Notes

Negative feedback: ‘tis harder to give than receive

One of my first experiences in business was working at McKinsey & Co in the summer of 2007. I had just graduated from MIT with an M.S. and had received a full-time offer to join the firm in its business technology practice. I opted instead to attend HBS in the fall, so McKinsey was kind enough to bring me on for the summer as a compromise. I wanted to give the whole consulting thing a try and see if it was a fit for me personally, especially after finding I meshed pretty well with several members of the NYC team. 

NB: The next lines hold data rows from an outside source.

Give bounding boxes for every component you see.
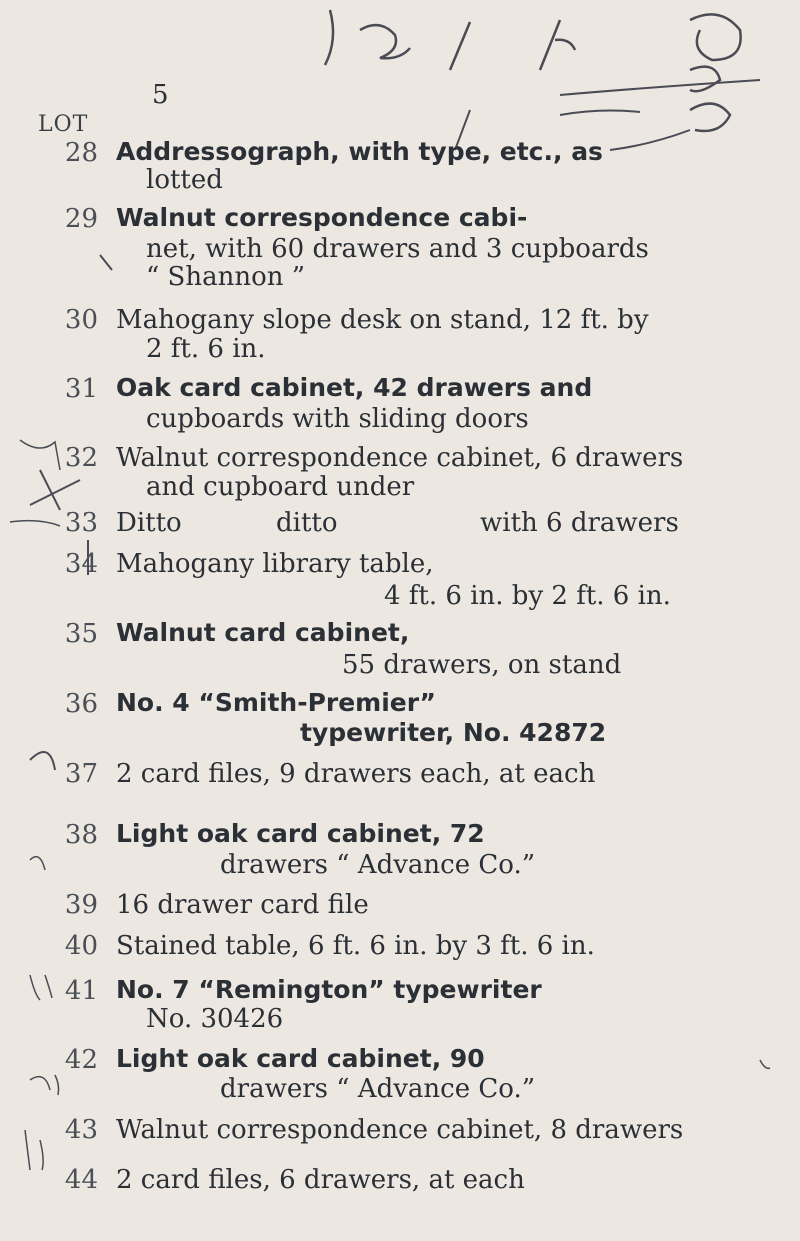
lot-description-line: 2 ft. 6 in. <box>146 334 266 364</box>
lot-number: 34 <box>64 549 98 579</box>
lot-number: 33 <box>64 508 98 538</box>
lot-number: 40 <box>64 931 98 961</box>
lot-description-line: Mahogany library table, <box>116 549 434 579</box>
lot-description-line: Ditto <box>116 508 182 538</box>
lot-number: 31 <box>64 374 98 404</box>
lot-number: 29 <box>64 204 98 234</box>
lot-description-line: “ Shannon ” <box>146 262 306 292</box>
lot-description-line: drawers “ Advance Co.” <box>220 850 536 880</box>
lot-description-line: typewriter, No. 42872 <box>300 718 607 747</box>
lot-number: 36 <box>64 689 98 719</box>
lot-description-line: net, with 60 drawers and 3 cupboards <box>146 234 649 264</box>
page-number: 5 <box>152 80 169 110</box>
lot-description-line: Walnut card cabinet, <box>116 618 410 647</box>
lot-description-line: Oak card cabinet, 42 drawers and <box>116 373 593 402</box>
lot-description-line: and cupboard under <box>146 472 415 502</box>
lot-description-line: 55 drawers, on stand <box>342 650 622 680</box>
lot-description-line: 2 card files, 9 drawers each, at each <box>116 759 596 789</box>
lot-description-line: drawers “ Advance Co.” <box>220 1074 536 1104</box>
lot-number: 41 <box>64 976 98 1006</box>
lot-number: 32 <box>64 443 98 473</box>
lot-description-line: No. 7 “Remington” typewriter <box>116 975 542 1004</box>
lot-number: 42 <box>64 1045 98 1075</box>
lot-description-line: Light oak card cabinet, 90 <box>116 1044 485 1073</box>
lot-description-line: ditto <box>276 508 338 538</box>
lot-number: 38 <box>64 820 98 850</box>
lot-number: 35 <box>64 619 98 649</box>
lot-description-line: Walnut correspondence cabinet, 6 drawers <box>116 443 684 473</box>
lot-description-line: Mahogany slope desk on stand, 12 ft. by <box>116 305 649 335</box>
lot-description-line: Stained table, 6 ft. 6 in. by 3 ft. 6 in. <box>116 931 595 961</box>
lot-number: 39 <box>64 890 98 920</box>
lot-description-line: Walnut correspondence cabi- <box>116 203 528 232</box>
lot-number: 44 <box>64 1165 98 1195</box>
lot-description-line: Walnut correspondence cabinet, 8 drawers <box>116 1115 684 1145</box>
lot-description-line: Addressograph, with type, etc., as <box>116 137 603 166</box>
lot-number: 30 <box>64 305 98 335</box>
lot-description-line: lotted <box>146 165 223 195</box>
lot-description-line: 4 ft. 6 in. by 2 ft. 6 in. <box>384 581 671 611</box>
lot-number: 28 <box>64 138 98 168</box>
lot-description-line: with 6 drawers <box>480 508 679 538</box>
lot-number: 37 <box>64 759 98 789</box>
lot-description-line: cupboards with sliding doors <box>146 404 529 434</box>
lot-number: 43 <box>64 1115 98 1145</box>
lot-description-line: No. 30426 <box>146 1004 284 1034</box>
lot-column-header: LOT <box>38 112 89 137</box>
lot-description-line: 16 drawer card file <box>116 890 369 920</box>
lot-description-line: No. 4 “Smith-Premier” <box>116 688 436 717</box>
lot-description-line: Light oak card cabinet, 72 <box>116 819 485 848</box>
lot-description-line: 2 card files, 6 drawers, at each <box>116 1165 525 1195</box>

Put simply, I didn’t love consulting. The folks at McKinsey are incredibly talented at what they do, and the organization has a strong culture. I learned a lot about how world-class service organizations are run from working there, but I never saw the value to my own career of being a consultant. 

I did take away one important lesson: giving feedback is a heck of a lot harder than receiving it. Feedback is hardwired into the McKinsey culture: you get and give it many times during a typical “engagement.” Even the summer interns get feedback.

I remember my first feedback session, during which my manager sat me down and walked through a couple things I could do better. Eager to please, I had an explanation for each negative observation he brought up. The conversation degraded quickly into an argument.

Eventually, he interjected:

Ok, hold on a second. You have to realize something.

As hard as you think it is to receive negative feedback from me, it’s a heck of a lot harder for me to give it to you. So, if you want this to be constructive, you need to sit there and listen and not be defensive of every point I make.

I get this now, many years later, after having been on both sides of the table repeatedly. Nobody likes making other people feel like they’re doing a bad job. I think that’s why most organizations suck at giving feedback: managers want to avoid putting themselves in an awkward position.

Yet, without difficult conversations, problems fester and go unnoticed by those who are creating them. The best thing you can do is have that conversation often and early, and if employees are self-aware, they will eventually thank you for it.

On the receiving end, the best thing you can do is to shut up and listen hard. If you really disagree with the feedback, then ask clarifying questions in the form of, “So, let me make sure I understand  you correctly. Are you saying…” Just starting off the sentence that way will take the edge off.

Finally, don’t confuse the above with “sugar coating” or common politeness. How humans interact with each other inside a company forms the basis of its culture and can make transparent communication easy or difficult. The managers alone don’t carry the burden of making feedback productive; employees need to do their part as well.